We see that the owner is 0,1,2,3... for each lock request.
(The error messages here are harmless and have been fixed.)

Comment 2 David Teigland 2008-10-23 20:36:13 UTC

Copying an email I've sent to upstream nfs developers.

Without nfs in the picture, gfs posix locks work like this:

on node 1
 process 1234 does fcntl(SETLK, WR) on inode 5
 gfs calls dlm_posix_lock(5, file, fl)
 dlm sets up the op->info structure to define the operation
 info.pid = fl->fl_pid (1234)
 info.owner = fl->fl_owner (123ABC)
 dlm sends the op to dlm_controld in userspace
 dlm_controld distributes to all nodes via openais

on nodes 1 & 2
 dlm_controld adds to lock state table:
 held locks: inode 5, lock WR, pid 1234, owner 123ABC

on node 2
 process 5678 does fcntl(SETLK, WR) on inode 5
 gfs calls dlm_posix_lock(5, file, fl)
 dlm sets up the op->info structure to define the operation
 info.pid = fl->fl_pid (5678)
 info.owner = fl->fl_owner (567DEF)
 dlm sends the op to dlm_controld in userspace
 dlm_controld distributes to all nodes via openais

on nodes 1 & 2
 dlm_controld compares this operation against held locks,
 finds that this lock op conflicts with the existing held lock
 based on comparing the nodeids (1 vs 2) and the info.owner values
 (123ABC vs 567DEF)
 adds this lock op to the waiting list, updated lock state table:
 held locks:    inode 5, lock WR, pid 1234, owner 123ABC
 waiting locks: inode 5, lock WR, pid 5678, owner 567DEF

Now, bringing nfs into the picture.  The dlm checks whether it's an
nfs lock request, if (fl->fl_lmops && fl->fl_lmops->fl_grant), and
if so, it does
 info.pid = fl->fl_pid;
 info.owner = fl->fl_pid;
presumably because fl->fl_owner is always lockd which doesn't help us
distinguish the real lock owners.  The assumption is that fl->fl_pid
does distinguish lock owners.

However, when I start process 9876 on an nfs client mounting gfs, and do
the first SETLK, dlm_controld sees info.pid and info.owner of 0, i.e.
fl->fl_pid is 0.  process 9876 unlocks it, and does the same thing again;
this time dlm_controld sees info.pid and info.owner of 1, i.e. fl->fl_pid
is 1; each client request results in an incremented fl_pid.  This, of
course, doesn't work as a lock owner at all.  I assume that fl->fl_pid
would somehow need to be a combination of client identifier and pid on the
client to successfully distinguish locks from two processes on two
clients.

On irc, David pointed me to nlmclnt_locks_init_private(),
__nlm_alloc_pid() and mentioned that there's a client pid that lockd could
be using instead of the counter.  NLM clearly needs to be able to
distinguish locks between different client processes itself, so the dlm
ought to be able to extend that among nodes.
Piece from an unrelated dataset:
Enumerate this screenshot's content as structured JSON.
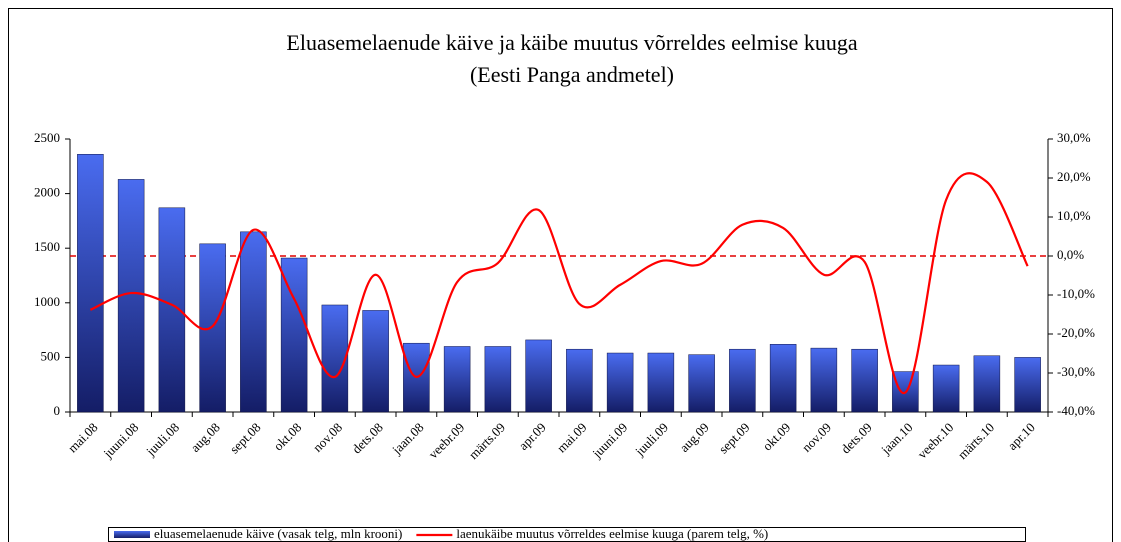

Comment 3 David Teigland 2008-10-24 21:31:38 UTC

Sorry for the alarm, it looks like I wasn't careful enough.  I've done some
more testing with various combinations of overlapping locks/unlocks, and it
appears to be working after all.  NFS does use an incrementing counter for
these pids, but it's incremented "intelligently" so that it works as an
owner value.  So, it appears to be working correctly, and working as intended.  

(Note that the test case above is a bit special in the sense that no locks from
the client continue to exist between each iteration, which causes the "owner"
for the same program/pid to change each time.)